Created 02-14-2017 09:25 AM
What are the differences between mr mode and tez.
Why tez functions faster than mr?
why few queries fail in tez but gets executed successfully in mr mode?
I know the question I ask have multiple answers but I just wanted to know all the possible scenarios. Thanks
Created 02-14-2017 03:41 PM
Tez is a DAG (Directed acyclic graph) architecture. A typical Map reduce job has following steps:
1. Read data from file -->one disk access
2. Run mappers
3. Write map output --> second disk access
4. Run shuffle and sort --> read map output, third disk access
5. write shuffle and sort --> write sorted data for reducers --> fourth disk access
6. Run reducers which reads sorted data --> fifth disk output
7. Write reducers output -->sixth disk access
Tez works very similar to Spark (Tez was created by Hortonworks well before Spark):
1. Execute the plan but no need to read data from disk.
2. Once ready to do some calculations (similar to actions in spark), get the data from disk and perform all steps and produce output.
Only one read and one write.
Notice the efficiency introduced by not going to disk multiple times. Intermediate results are stored in memory (not written to disks). On top of that there is vectorization (process batch of rows instead of one row at a time). All this adds to efficiencies in query time.
Now to answer your question on why Tez queries fail but executed in MR. This should not happen. Possible bugs or sometimes people working with Hive have used MapReduce for a while and know how to make things work but not as familiar with Tez. I think, Tez queries should not fail any more than Map Reduce.
I highly recommend skimming quickly over following slides, specially starting from slide 7.
Created 02-14-2017 02:57 PM
Please, have a look at the below links. Hopefully, there will give you some more details:
Created 02-14-2017 03:31 PM
Here are some links that you can go though to understand differences between MR and Tez.
Difference between MR and Tez & Why Tez is faster?
http://hortonworks.com/apache/tez/#section_2
https://cwiki.apache.org/confluence/display/Hive/Hive+on+Tez
http://www.slideshare.net/Hadoop_Summit/w-235phall1pandey (See slides 9 to 16)
why job fails in tez but runs in MR?
There could be several reasons for the jobs failure. It could be because of OOM exceptions when memory is not tuned correctly (refer: https://docs.hortonworks.com/HDPDocuments/HDP2/HDP-2.3.4/bk_installing_manually_book/content/determi.... I have also seen cases where job fails in MR but runs fine when Tez execution engine is used.
Created 02-14-2017 03:41 PM
Tez is a DAG (Directed acyclic graph) architecture. A typical Map reduce job has following steps:
1. Read data from file -->one disk access
2. Run mappers
3. Write map output --> second disk access
4. Run shuffle and sort --> read map output, third disk access
5. write shuffle and sort --> write sorted data for reducers --> fourth disk access
6. Run reducers which reads sorted data --> fifth disk output
7. Write reducers output -->sixth disk access
Tez works very similar to Spark (Tez was created by Hortonworks well before Spark):
1. Execute the plan but no need to read data from disk.

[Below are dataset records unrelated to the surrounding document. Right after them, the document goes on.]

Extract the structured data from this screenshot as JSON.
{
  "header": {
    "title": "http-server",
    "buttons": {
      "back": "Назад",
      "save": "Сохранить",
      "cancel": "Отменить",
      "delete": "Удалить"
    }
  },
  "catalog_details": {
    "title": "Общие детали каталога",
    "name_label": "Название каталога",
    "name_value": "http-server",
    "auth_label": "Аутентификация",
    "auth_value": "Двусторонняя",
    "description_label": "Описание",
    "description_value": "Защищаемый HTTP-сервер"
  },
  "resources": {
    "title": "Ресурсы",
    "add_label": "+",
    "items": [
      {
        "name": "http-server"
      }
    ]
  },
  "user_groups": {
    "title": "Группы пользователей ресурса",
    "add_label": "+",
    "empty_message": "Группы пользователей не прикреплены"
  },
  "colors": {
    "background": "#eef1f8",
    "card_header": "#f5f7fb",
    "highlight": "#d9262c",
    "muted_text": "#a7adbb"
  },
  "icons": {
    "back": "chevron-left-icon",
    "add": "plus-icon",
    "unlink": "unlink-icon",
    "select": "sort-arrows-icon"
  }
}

2. Once ready to do some calculations (similar to actions in spark), get the data from disk and perform all steps and produce output.
Only one read and one write.
Notice the efficiency introduced by not going to disk multiple times. Intermediate results are stored in memory (not written to disks). On top of that there is vectorization (process batch of rows instead of one row at a time). All this adds to efficiencies in query time.
Now to answer your question on why Tez queries fail but executed in MR. This should not happen. Possible bugs or sometimes people working with Hive have used MapReduce for a while and know how to make things work but not as familiar with Tez. I think, Tez queries should not fail any more than Map Reduce.
I highly recommend skimming quickly over following slides, specially starting from slide 7.
Created 02-15-2017 08:18 AM
spot on @mqureshi. Thanks it helps !!
Created 02-16-2017 02:55 PM
Glad, it was helpful. If you think its a complete answer you were looking for, please accept the answer.
Created 07-28-2020 11:31 PM
"I highly recommend skimming quickly over following slides, specially starting from slide 7.
http://www.slideshare.net/Hadoop_Summit/w-235phall1pandey"
This slide is not there at the path
Created 06-21-2017 10:07 PM
If the table is partitioned and there are delta files (from updates, for eg.), I think mr works but not tez. You may have to run compaction to convert the delta files into base files and then tez will work.